When does dating get fun? I guess when you let it be just about meeting new people and not expecting anything. I keep expecting though and evaluating through the date whether this guy is husband-material. See, I'm only after one thing, a long-term partnership, basically a twin replacement (as my twin got engaged and "left" me).
I want a built-in roommate, a predictable, fun, loving person to help me pay rent in this expensive city. Instead of having to search for friends or random people to be roommates, I'll have one I can depend on for years. It could be a female friend, but then I can't guarantee she'll find her own love and leave me. So it might as well be a husband. "But you could divorce," you say. Well, yes, I guess, but I'd work hard to make it work and choose a good person from the beginning. And if he dies early, then again, I'll cross that bridge when I come to it.
When will this be me? Lol... you better believe I'm attracting the heck out of it!
I never had a boyfriend in high school or college, and I know I'm not gay. It's difficult I believe because I'm in that "graysexual" area of demisexual and asexual. I look at people and appreciate looks as one would a painting. I do not see people and think "I need/want to tap that." I plan to write more about this asexuality another time though. Just saying here, it makes it hard to date because I'm afraid the guy will fall for me while I'm just trying to see if I can even feel anything at all. That could take months, and I don't want to date someone for months to find out they were "wrong" and I was wasting their time and mine.

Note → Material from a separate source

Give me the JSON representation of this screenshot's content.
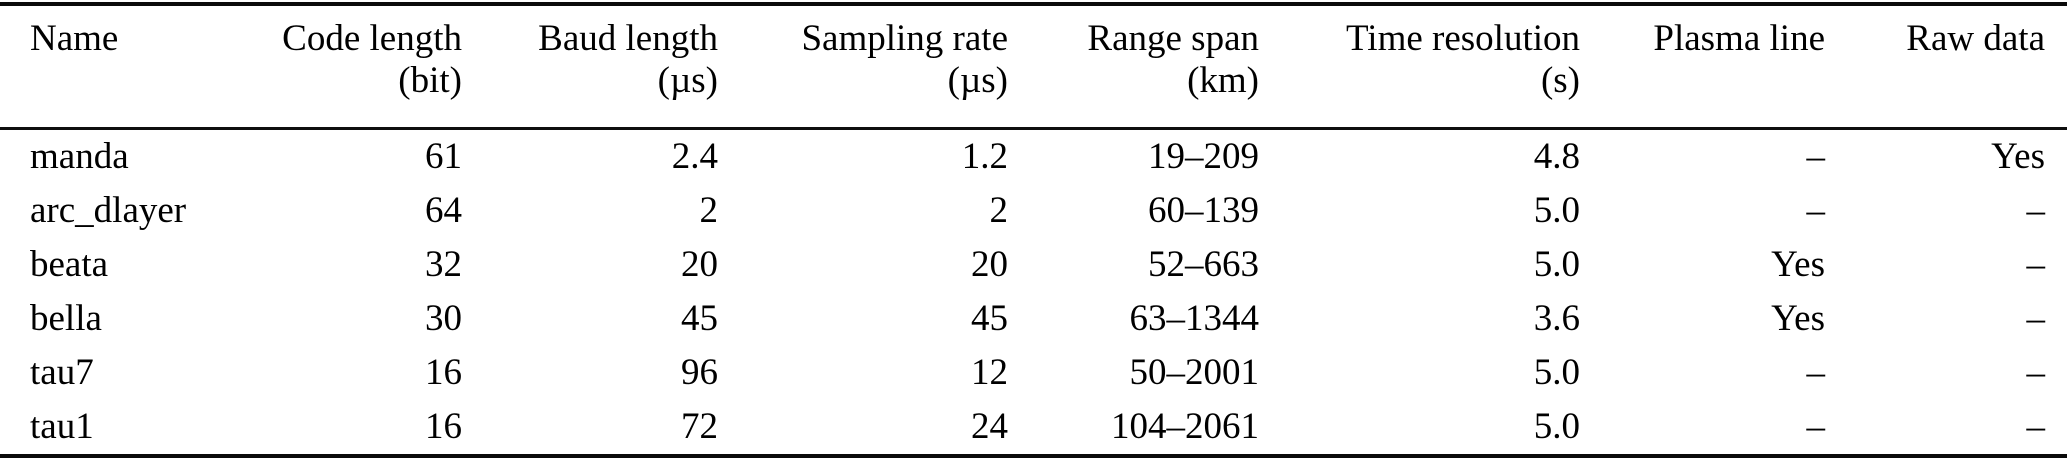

I want a built-in travel partner, food and restaurant co-explorer, concert-go-with-er. I want all of the companionable stuff, some of the romantic stuff. I am ready to be a wife; I've got all the Victorian skills of sewing, cooking, cleaning, and painting haha. I can communicate, economize, be practical and flexible. The more I define myself and get to know myself, it helps me know what I want in a man, and it also makes me a better voice actress!
I am a better voice talent today because of the therapy I've had to make me less afraid of other people, especially men, and stop thinking their anger will be like my dad's. I'm learning every day how to show my emotions on my face in real life, not just the "safe" times when allowed to (ie, acting). I started therapy in 2013, after college, and have had several different therapists as I've moved. I've tried EMDR and hypnotherapy as far as specialities. I've even done 12-step groups, suggested by a therapist.
Getting back to dating though, I can stand up for myself and say no. I'm confident in myself and can see when it's just the guy's issue. For example in saying "I don't want to date you anymore," there's a possibility he'll be like an Internet jerk and start insulting me. Well then, I can pity him. In the past, I may have been hurt by things like that. Now, I just see those men as annoying and immature when I see women's stories like that (luckily it hasn't happened to me).
So I think I'll focus on more meetups and group gatherings and stick to what feels most comfortable to me, which is learning about people over time. Yes, dating could be that "over time," but it's easier when I see a person talking to other people, and I see how they interact with others and learn about them through being near but not directly interacting. And going to the meetups is still "out of my comfort zone," so don't say anything about that, what with all the strangers there.
And I've still got time; I'm still alive! I had a cousin reconnect with a past love and remarry in her 60s. I hope to not be that old when I marry for the first (and only, hopefully) time, but whatever. Separating from my twin has taught me how to be truly independent and enjoy myself. I'm having fun playing mahjong, DnD, volunteering at the animal shelter, going to temple, running a Rosh Chodesh group, Talmud Torah, teaching English, doing a podcast, walking and hiking, and whatever other things show up in the calendar!